Uscir scapigliati dal romanzo di Iginio Ugo Tarchetti

«La parola – questa pittura del pensiero – non sa ritrarre che le passioni comuni e convenzionali; rende i profili, ma non ha né le luci, né le ombre, non sa mostrare né
le profondità, né le salienze; le grandi gioie e i grandi dolori non li sa dire.»

Ebbene, aprirò così, dicendo che Iginio Ugo Tarchetti si è sottovalutato. Fosca è un romanzo che coglie l’essenza delle ombre, create da poche luci in verità, e forse per questo ancora più profonde. Sono le ombre che celano il tormento dei pensieri e l’emotività con cui il protagonista vive ogni cosa, dalla semplice osservazione di ciò che lo circonda fino al consumarsi di due passioni antitetiche ma entrambe vissute fino allo stremo. Fosca è un romanzo potente perché nato da una capacità di scrittura di altissimo livello e perché coinvolge il lettore ora attirandolo ora respingendolo con le stesse ondate di sensazioni che l’autore sperimenta in quel momento.
I sentimenti sono totalizzanti fino a indurre alla malattia, ci sono concetti come l’onore, il dovere, il sacrificio; lo stile è quello dell’epoca (1869): un insieme che potrebbe portare noi moderni a definirle esagerazioni e magari farci anche un po’ sorridere.
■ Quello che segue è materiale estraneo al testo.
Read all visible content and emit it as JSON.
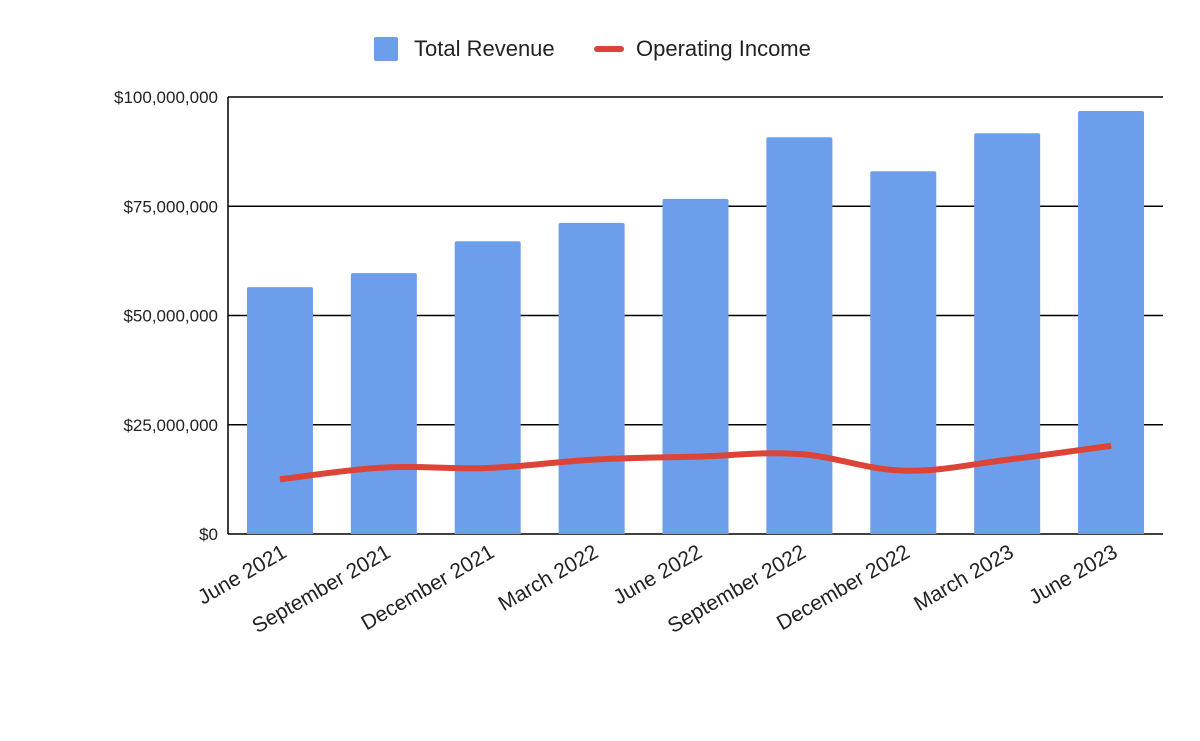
{
  "chart_data": {
    "type": "bar",
    "title": "",
    "xlabel": "",
    "ylabel": "",
    "categories": [
      "June 2021",
      "September 2021",
      "December 2021",
      "March 2022",
      "June 2022",
      "September 2022",
      "December 2022",
      "March 2023",
      "June 2023"
    ],
    "series": [
      {
        "name": "Total Revenue",
        "type": "bar",
        "color": "#6d9eeb",
        "values": [
          56500000,
          59700000,
          67000000,
          71200000,
          76700000,
          90800000,
          83000000,
          91700000,
          96800000
        ]
      },
      {
        "name": "Operating Income",
        "type": "line",
        "color": "#db4437",
        "values": [
          12500000,
          15200000,
          15100000,
          17000000,
          17700000,
          18300000,
          14500000,
          17000000,
          20200000
        ]
      }
    ],
    "ylim": [
      0,
      100000000
    ],
    "yticks": [
      0,
      25000000,
      50000000,
      75000000,
      100000000
    ],
    "ytick_labels": [
      "$0",
      "$25,000,000",
      "$50,000,000",
      "$75,000,000",
      "$100,000,000"
    ],
    "grid": true,
    "legend": "top-center"
  }
}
Se non fosse che se ti fermi a riflettere vedi che certe cose non si sono ancora del tutto risolte, come la questione femminile, l’importanza dell’aspetto esteriore, e altre che, invece, per fortuna segnano il progresso, come quello della medicina. E comunque se ti è venuto da sorridere, la pianti anche subito quando ti ritrovi portato in giro in una stanza, tra lumi spenti e accesi, in preda a continui impulsi uguali e contrari, in un abbraccio di morte, di repulsione e attrazione, di una felicità di poche ore che si è disposti a pagare con la vita, e perdersi dentro a una scrittura così ci vuole un niente.
Da Fosca è stato tratto il film di Ettore Scola Passione d’amore, che purtroppo sembra sparito dalla programmazione televisiva.

I milanesi rileggeranno un’altra volta di come la città fosse piccola e di una campagna vicina vicina e i lombardi si inteneriranno nel vedere come la propria regione abbia ammaliato un piemontese, che per di più nelle prime pagine esterna una grande ostilità per i borghi:

«Le pianure della Lombardia sono serene come il suo cielo, liete e fiorenti come le sue donne; quel cielo è fatto apposta per quelle campagne, non sta bene che lí, con un altro suolo non armonizzerebbe. Non so perché mi piacciano adesso le pianure, a me cui non sono piaciute mai, a me nato e cresciuto tra le montagne. Ma chi non amerebbe i luoghi dove è stato felice e dove lo può essere ancora? La Lombardia è all’Italia ciò che sono le praterie all’America, – gli Elisi, i Campi felici

Si vede che il cielo lombardo ha qualcosa di speciale, gli si può dare torto?